Playing to a packed out Corporation, Future of the Left are one of the most eagerly awaited bands of the whole Tramlines festival (that is, for those of us who aren’t overjoyed at the thought of seeing Craig David or Tinchy Stryder) and so the excitement in the room is positively brimming. This gig is part of the post-Kelson Matthias tour, and so many of us are also waiting to see how the new line-up performs. It’s good, then, to see that new bassist Steven Hodson fits into Matthias’s shoes rather well, joining in with Andy Falkous’s snarling cynicism and bouts of insulting the crowd (and, more importantly, playing the bass parts rather well).
This gig turns out to be full of surprises. Firstly, Falkous unveils the new fourth member for a few new tracks. These tracks, however, prove to be uninteresting for the most part, with little of the madcap angularity or the deceptively catchy hooks we’ve grown to expect. Instead they mostly consist of straightforward hardcore thrashing, with little rhythmic or melodic deviation. The exception to this is the refreshingly bizarre destroywhitchurch.com, which features everything we expect from a FOTL song before mutating into a sparse rant for its final 3 minutes, filled with nonsensical rambling centred around spelling out the song’s title letter by letter. Secondly, there is no Manchasm, the keyboard having broken the week before. The band make no mention of this, however (I only found out from my girlfriend who saw them in Manchester on the day of the keyboard’s death), and just play on as if the song never existed. Thirdly, in a shocking move, they play three McLusky songs: Lightsabre Cocksucking Blues, To Hell With Good Intentions, and Collagen Rock. This makes one half of the audience squeal with glee and the other look nonplussed, illuminating the difference between the FOTL fans who are essentially hanging on after the demise of McLusky and the newer fans who regard the older band as an inferior version of FOTL. The decision to play these songs is a particularly surprising one, given Falkous’s previous public slatings of McLusky. Perhaps he’s finally started to like his old band again?

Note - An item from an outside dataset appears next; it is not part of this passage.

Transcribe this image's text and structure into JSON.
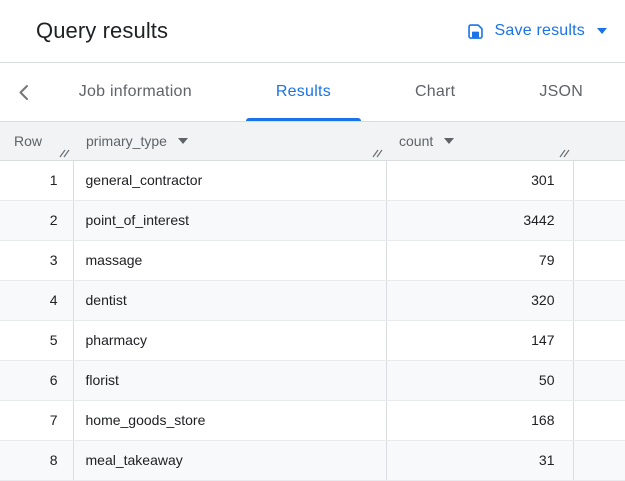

Despite all this, the main thing that has stayed in my mind since this gig is how much Falkous sweats on stage. Seriously, he is like a tap. He just GUSHES. I’ve seen my fair share of bands who throw every last bit of energy they have into their performances; screaming, jumping, dancing, hitting, running etc., sweating copiously the whole way through, but nothing quite prepared me for the sweaty onslaught of Andy Falkous.